All these pieces of research become fodder for the background of my books; sometimes even the basis for specific scenes. But the most important research I do is on my protagonists and their family; how they fit into the community, how they would react to events around them, and what decisions they would make.
Because I write stories. Historically accurate stories, I hope. Stories set in a real town. But, most important, stories of what happens when my major character’s life is changed, and he or she must decide what he or she will do next to survive. That’s the heart of all my books.
Recently I had two other historical novels published. Inspired by a Wiscasset ship which brought immigrants to the New World, For Freedom Alone (1848) is set in Edinburgh, Scotland, the story of one family ejected by the British during the Highland Clearances in Scotland. And Justice & Mercy (1865) is an adult mystery inspired by feminists in the Burned Over district of New York State and the laws they fought against.

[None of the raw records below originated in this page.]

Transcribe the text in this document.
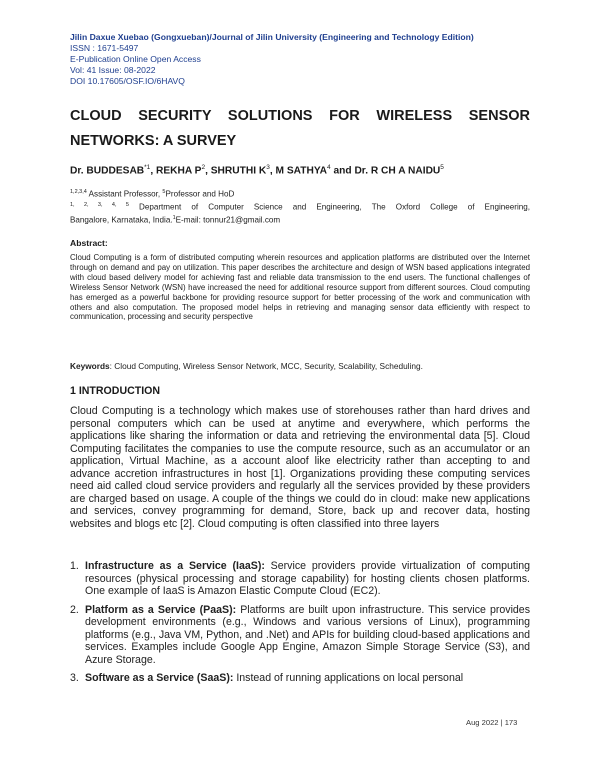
Jilin Daxue Xuebao (Gongxueban)/Journal of Jilin University (Engineering and Technology Edition)
ISSN : 1671-5497
E-Publication Online Open Access
Vol: 41 Issue: 08-2022
DOI 10.17605/OSF.IO/6HAVQ
CLOUD SECURITY SOLUTIONS FOR WIRELESS SENSOR
NETWORKS: A SURVEY
Dr. BUDDESAB$^{*1}$, REKHA $P^2$, SHRUTHI $K^3$, M SATHYA$^4$ and Dr. R CH A NAIDU$^5$
$^{1,2,3,4}$ Assistant Professor, $^5$Professor and HoD
$^{1, 2, 3, 4, 5}$ Department of Computer Science and Engineering, The Oxford College of Engineering,
Bangalore, Karnataka, India.$^1$E-mail: tonnur21@gmail.com
Abstract:
Cloud Computing is a form of distributed computing wherein resources and application platforms are distributed over the Internet through on demand and pay on utilization. This paper describes the architecture and design of WSN based applications integrated with cloud based delivery model for achieving fast and reliable data transmission to the end users. The functional challenges of Wireless Sensor Network (WSN) have increased the need for additional resource support from different sources. Cloud computing has emerged as a powerful backbone for providing resource support for better processing of the work and communication with others and also computation. The proposed model helps in retrieving and managing sensor data efficiently with respect to communication, processing and security perspective
Keywords: Cloud Computing, Wireless Sensor Network, MCC, Security, Scalability, Scheduling.
1 INTRODUCTION
Cloud Computing is a technology which makes use of storehouses rather than hard drives and personal computers which can be used at anytime and everywhere, which performs the applications like sharing the information or data and retrieving the environmental data [5]. Cloud Computing facilitates the companies to use the compute resource, such as an accumulator or an application, Virtual Machine, as a account aloof like electricity rather than accepting to and advance accretion infrastructures in host [1]. Organizations providing these computing services need aid called cloud service providers and regularly all the services provided by these providers are charged based on usage. A couple of the things we could do in cloud: make new applications and services, convey programming for demand, Store, back up and recover data, hosting websites and blogs etc [2]. Cloud computing is often classified into three layers
1. Infrastructure as a Service (IaaS): Service providers provide virtualization of computing resources (physical processing and storage capability) for hosting clients chosen platforms. One example of IaaS is Amazon Elastic Compute Cloud (EC2).
2. Platform as a Service (PaaS): Platforms are built upon infrastructure. This service provides development environments (e.g., Windows and various versions of Linux), programming platforms (e.g., Java VM, Python, and .Net) and APIs for building cloud-based applications and services. Examples include Google App Engine, Amazon Simple Storage Service (S3), and Azure Storage.
3. Software as a Service (SaaS): Instead of running applications on local personal
Aug 2022 | 173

My historical novels are my “serious books,” very different from my contemporary mysteries. In every one of my books I’ve tried to recreate the world as it was. Not the world we wish it had been. I was thrilled when this spring the Midwest Book Review called them “phenomenal.” I hope my readers enjoy their visits back in time as much as I enjoyed opening doors to the past.
And you do it so well!
As you know, we have our own family Wiscasset history story, which you already knew when I discovered it. Your research sounds like a lot more fun than crime scenes and dismemberment, I think.
Kate
I have to get started reading these. I have relatives in Wiscasset and I’m a history buff.